The operating principle of an electrostatic instrument depends on the force of attraction between two or more electrically charged conductors between which a potential difference is maintained, and this force gives rise to a deflecting torque. The electrostatic mechanism resembles a variable capacitor, where the force existing between the two parallel plates is a function of the potential difference applied to them.
Basically, there are two types of electrostatic (also known as electrometers instruments):
(i) Quadrant type
(ii) Attracted-disc type
Advantages of Electrostatic Instruments
The following are the advantages of electrostatic instruments:
- They can be manufactured with a very high accuracy.
- They can be used on either a.c. or d.c. and over a fairly large range of frequencies.
- The instruments may be calibrated with d.c, and yet the calibration would be valid for a.c. also since the deflection is independent of the waveform of the applied voltage.
- Since no iron is used for their construction, they are free from hysteresis, eddy current losses and temperature errors.
- Their power loss is negligible.
- They are unaffected by stray magnetic fields although they have to be guarded against any stray electrostatic field.
- Once the discs are charged, no more current is drawn from the circuit and the instrument represents infinite impedance.
- They can be used upto 1000 kHz frequency without any serious loss of accuracy.
- They do not draw any continuous current on d.c. circuits and that drawn on d.c. circuits are extremely small. Hence, such voltmeters do not cause any disturbance to the circuit to which they are connected.

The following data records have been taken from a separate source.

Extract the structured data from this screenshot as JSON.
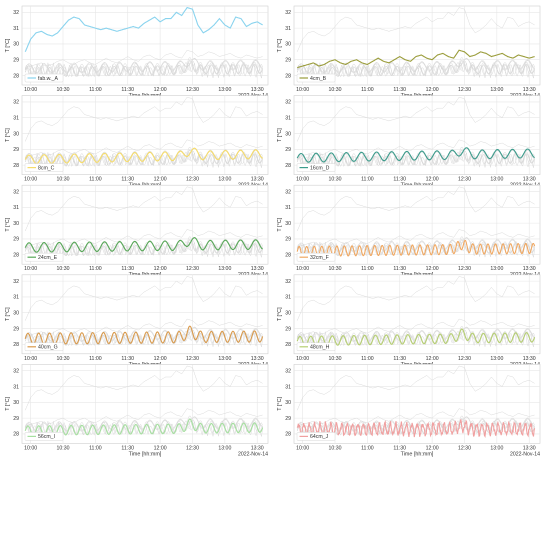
{
  "chart_data": {
    "type": "line",
    "layout": "6 rows x 2 columns of small multiples",
    "xlabel": "Time [hh:mm]",
    "ylabel": "T [°C]",
    "date_label": "2022-Nov-14",
    "x_ticks": [
      "10:00",
      "10:30",
      "11:00",
      "11:30",
      "12:00",
      "12:30",
      "13:00",
      "13:30"
    ],
    "y_ticks": [
      28,
      29,
      30,
      31,
      32
    ],
    "xlim": [
      "09:52",
      "13:40"
    ],
    "ylim": [
      27.4,
      32.4
    ],
    "grid": true,
    "legend_position": "lower left",
    "background_series_color": "#d9d9d9",
    "panels": [
      {
        "series": "fab.w._A",
        "color": "#89d3ee",
        "kind": "smooth",
        "points": [
          [
            "09:55",
            29.5
          ],
          [
            "10:00",
            30.3
          ],
          [
            "10:05",
            30.7
          ],
          [
            "10:10",
            30.8
          ],
          [
            "10:15",
            30.6
          ],
          [
            "10:20",
            30.5
          ],
          [
            "10:25",
            30.7
          ],
          [
            "10:30",
            31.1
          ],
          [
            "10:35",
            31.5
          ],
          [
            "10:40",
            31.7
          ],
          [
            "10:45",
            31.6
          ],
          [
            "10:50",
            31.2
          ],
          [
            "10:55",
            31.1
          ],
          [
            "11:00",
            31.0
          ],
          [
            "11:05",
            30.9
          ],
          [
            "11:10",
            31.0
          ],
          [
            "11:15",
            30.9
          ],
          [
            "11:20",
            30.8
          ],
          [
            "11:25",
            30.9
          ],
          [
            "11:30",
            31.0
          ],
          [
            "11:35",
            31.1
          ],
          [
            "11:40",
            31.0
          ],
          [
            "11:45",
            31.3
          ],
          [
            "11:50",
            31.5
          ],
          [
            "11:55",
            31.7
          ],
          [
            "12:00",
            31.4
          ],
          [
            "12:05",
            31.6
          ],
          [
            "12:10",
            31.6
          ],
          [
            "12:15",
            32.0
          ],
          [
            "12:20",
            31.8
          ],
          [
            "12:25",
            32.3
          ],
          [
            "12:30",
            32.2
          ],
          [
            "12:35",
            31.2
          ],
          [
            "12:40",
            30.7
          ],
          [
            "12:45",
            30.9
          ],
          [
            "12:50",
            31.2
          ],
          [
            "12:55",
            31.6
          ],
          [
            "13:00",
            31.2
          ],
          [
            "13:05",
            31.0
          ],
          [
            "13:10",
            31.7
          ],
          [
            "13:15",
            31.6
          ],
          [
            "13:20",
            31.1
          ],
          [
            "13:25",
            31.3
          ],
          [
            "13:30",
            31.4
          ],
          [
            "13:35",
            31.2
          ]
        ]
      },
      {
        "series": "4cm_B",
        "color": "#9a9c3a",
        "kind": "smooth",
        "points": [
          [
            "09:55",
            28.5
          ],
          [
            "10:00",
            28.6
          ],
          [
            "10:05",
            28.7
          ],
          [
            "10:10",
            28.8
          ],
          [
            "10:15",
            28.6
          ],
          [
            "10:20",
            28.7
          ],
          [
            "10:25",
            28.9
          ],
          [
            "10:30",
            29.0
          ],
          [
            "10:35",
            28.8
          ],
          [
            "10:40",
            28.7
          ],
          [
            "10:45",
            28.9
          ],
          [
            "10:50",
            29.0
          ],
          [
            "10:55",
            28.8
          ],
          [
            "11:00",
            28.7
          ],
          [
            "11:05",
            28.9
          ],
          [
            "11:10",
            29.1
          ],
          [
            "11:15",
            28.9
          ],
          [
            "11:20",
            28.8
          ],
          [
            "11:25",
            29.0
          ],
          [
            "11:30",
            29.2
          ],
          [
            "11:35",
            29.0
          ],
          [
            "11:40",
            28.9
          ],
          [
            "11:45",
            29.2
          ],
          [
            "11:50",
            29.3
          ],
          [
            "11:55",
            29.1
          ],
          [
            "12:00",
            29.0
          ],
          [
            "12:05",
            29.3
          ],
          [
            "12:10",
            29.4
          ],
          [
            "12:15",
            29.2
          ],
          [
            "12:20",
            29.1
          ],
          [
            "12:25",
            29.6
          ],
          [
            "12:30",
            29.5
          ],
          [
            "12:35",
            29.2
          ],
          [
            "12:40",
            29.3
          ],
          [
            "12:45",
            29.5
          ],
          [
            "12:50",
            29.4
          ],
          [
            "12:55",
            29.2
          ],
          [
            "13:00",
            29.3
          ],
          [
            "13:05",
            29.4
          ],
          [
            "13:10",
            29.2
          ],
          [
            "13:15",
            29.1
          ],
          [
            "13:20",
            29.3
          ],
          [
            "13:25",
            29.2
          ],
          [
            "13:30",
            29.1
          ],
          [
            "13:35",
            29.2
          ]
        ]
      },
      {
        "series": "8cm_C",
        "color": "#f6dc6a",
        "kind": "wave",
        "wave": {
          "base_start": 28.35,
          "base_end": 28.7,
          "amplitude": 0.28,
          "period_min": 14,
          "bump_time": "12:28",
          "bump": 0.3
        }
      },
      {
        "series": "16cm_D",
        "color": "#3c9c8c",
        "kind": "wave",
        "wave": {
          "base_start": 28.45,
          "base_end": 28.75,
          "amplitude": 0.28,
          "period_min": 14,
          "bump_time": "12:28",
          "bump": 0.25
        }
      },
      {
        "series": "24cm_E",
        "color": "#58a858",
        "kind": "wave",
        "wave": {
          "base_start": 28.45,
          "base_end": 28.65,
          "amplitude": 0.3,
          "period_min": 14,
          "bump_time": "12:28",
          "bump": 0.3
        }
      },
      {
        "series": "32cm_F",
        "color": "#f0a862",
        "kind": "wave",
        "wave": {
          "base_start": 28.2,
          "base_end": 28.4,
          "amplitude": 0.32,
          "period_min": 7,
          "bump_time": "12:28",
          "bump": 0.3
        }
      },
      {
        "series": "40cm_G",
        "color": "#d99a4c",
        "kind": "wave",
        "wave": {
          "base_start": 28.35,
          "base_end": 28.5,
          "amplitude": 0.35,
          "period_min": 10,
          "bump_time": "12:28",
          "bump": 0.35
        }
      },
      {
        "series": "48cm_H",
        "color": "#b6cf72",
        "kind": "wave",
        "wave": {
          "base_start": 28.2,
          "base_end": 28.45,
          "amplitude": 0.3,
          "period_min": 10,
          "bump_time": "12:28",
          "bump": 0.3
        }
      },
      {
        "series": "56cm_I",
        "color": "#a6e0a0",
        "kind": "wave",
        "wave": {
          "base_start": 28.2,
          "base_end": 28.4,
          "amplitude": 0.3,
          "period_min": 10,
          "bump_time": "12:28",
          "bump": 0.3
        }
      },
      {
        "series": "64cm_J",
        "color": "#f0a0a0",
        "kind": "noisy",
        "wave": {
          "base_start": 28.3,
          "base_end": 28.3,
          "amplitude": 0.35,
          "period_min": 5,
          "bump_time": "12:28",
          "bump": 0.2
        }
      }
    ]
  }
}
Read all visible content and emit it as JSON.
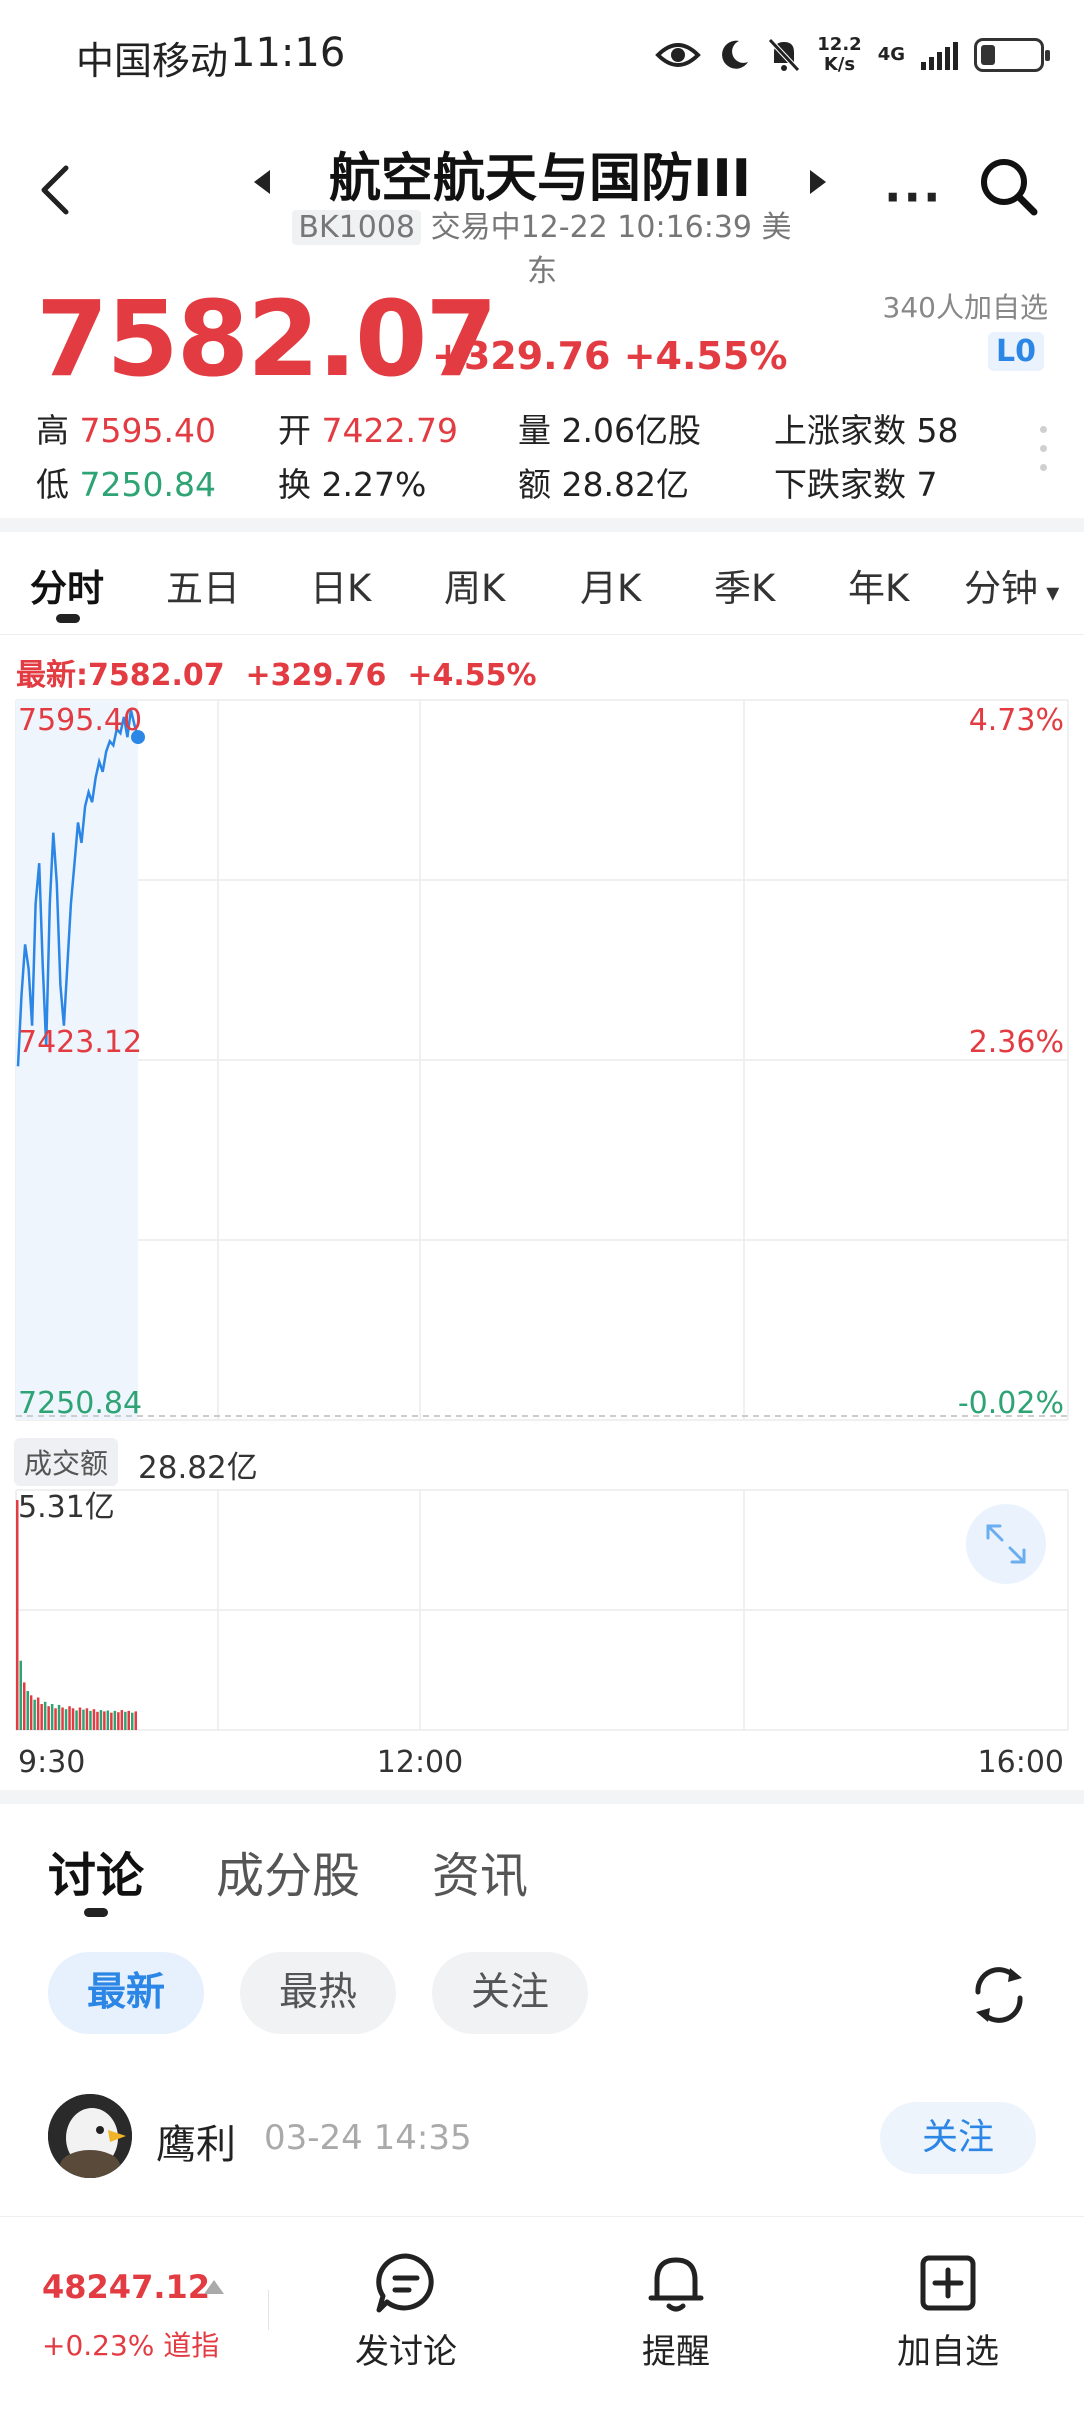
{
  "status_bar": {
    "carrier": "中国移动",
    "time": "11:16",
    "net_speed": "12.2",
    "net_unit": "K/s",
    "network": "4G"
  },
  "header": {
    "title": "航空航天与国防III",
    "code": "BK1008",
    "status": "交易中12-22 10:16:39 美东",
    "icons": [
      "back-icon",
      "prev-arrow-icon",
      "next-arrow-icon",
      "more-icon",
      "search-icon"
    ]
  },
  "quote": {
    "price": "7582.07",
    "change": "+329.76",
    "change_pct": "+4.55%",
    "followers": "340人加自选",
    "level_badge": "L0",
    "high_label": "高",
    "high": "7595.40",
    "low_label": "低",
    "low": "7250.84",
    "open_label": "开",
    "open": "7422.79",
    "turnover_label": "换",
    "turnover": "2.27%",
    "volume_label": "量",
    "volume": "2.06亿股",
    "amount_label": "额",
    "amount": "28.82亿",
    "rise_label": "上涨家数",
    "rise": "58",
    "fall_label": "下跌家数",
    "fall": "7"
  },
  "period_tabs": [
    "分时",
    "五日",
    "日K",
    "周K",
    "月K",
    "季K",
    "年K",
    "分钟"
  ],
  "chart_header": {
    "latest": "最新:7582.07",
    "change": "+329.76",
    "change_pct": "+4.55%"
  },
  "chart_labels": {
    "y_top": "7595.40",
    "y_mid": "7423.12",
    "y_bottom": "7250.84",
    "pct_top": "4.73%",
    "pct_mid": "2.36%",
    "pct_bottom": "-0.02%",
    "amount_tag": "成交额",
    "amount_total": "28.82亿",
    "vol_max": "5.31亿",
    "x_start": "9:30",
    "x_mid": "12:00",
    "x_end": "16:00"
  },
  "chart_data": [
    {
      "type": "line",
      "title": "",
      "xlabel": "",
      "ylabel": "",
      "x_range": [
        "9:30",
        "16:00"
      ],
      "ylim": [
        7250.84,
        7595.4
      ],
      "grid": true,
      "series": [
        {
          "values": [
            7420,
            7455,
            7480,
            7468,
            7440,
            7500,
            7520,
            7470,
            7430,
            7500,
            7535,
            7510,
            7460,
            7440,
            7470,
            7500,
            7520,
            7540,
            7530,
            7548,
            7555,
            7550,
            7562,
            7570,
            7565,
            7575,
            7580,
            7578,
            7586,
            7584,
            7592,
            7582,
            7595.4,
            7588,
            7582.07
          ]
        }
      ]
    },
    {
      "type": "bar",
      "title": "",
      "ylim": [
        0,
        5.31
      ],
      "ylabel": "",
      "values": [
        5.31,
        1.6,
        1.1,
        0.9,
        0.8,
        0.7,
        0.75,
        0.6,
        0.65,
        0.55,
        0.6,
        0.5,
        0.58,
        0.52,
        0.48,
        0.55,
        0.5,
        0.45,
        0.52,
        0.47,
        0.5,
        0.44,
        0.48,
        0.42,
        0.46,
        0.43,
        0.45,
        0.4,
        0.44,
        0.41,
        0.46,
        0.42,
        0.44,
        0.4,
        0.43
      ],
      "up": [
        true,
        false,
        true,
        false,
        true,
        false,
        true,
        true,
        false,
        true,
        false,
        true,
        false,
        true,
        false,
        true,
        true,
        false,
        true,
        false,
        true,
        false,
        true,
        true,
        false,
        true,
        false,
        true,
        false,
        true,
        true,
        false,
        true,
        false,
        true
      ]
    }
  ],
  "discussion": {
    "tabs": [
      "讨论",
      "成分股",
      "资讯"
    ],
    "filters": [
      "最新",
      "最热",
      "关注"
    ],
    "post": {
      "author": "鹰利",
      "time": "03-24 14:35",
      "follow_label": "关注"
    }
  },
  "bottom_bar": {
    "index_value": "48247.12",
    "index_change": "+0.23% 道指",
    "buttons": [
      "发讨论",
      "提醒",
      "加自选"
    ]
  },
  "colors": {
    "up": "#e23b41",
    "down": "#2ea374",
    "accent": "#2b86e6",
    "line": "#2b86e6"
  }
}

Limitations or Electrostatic Instruments
The following are the limitations of electrostatic instruments:
- Their use is limited to certain special applications, particularly in a.c. circuits of relatively high voltage where the current taken by other instruments would result in erroneous indications.
- Low voltage voltmeters are liable to friction errors.
- Since the deflecting torque is proportional to the square of the voltage, their scales are not uniform although some uniformity can be obtained by suitably shaping the quadrants of the instruments.
- They are expensive and are not likely to be durable.
- They are, inherently, laboratory-type rather than industrial-type instruments.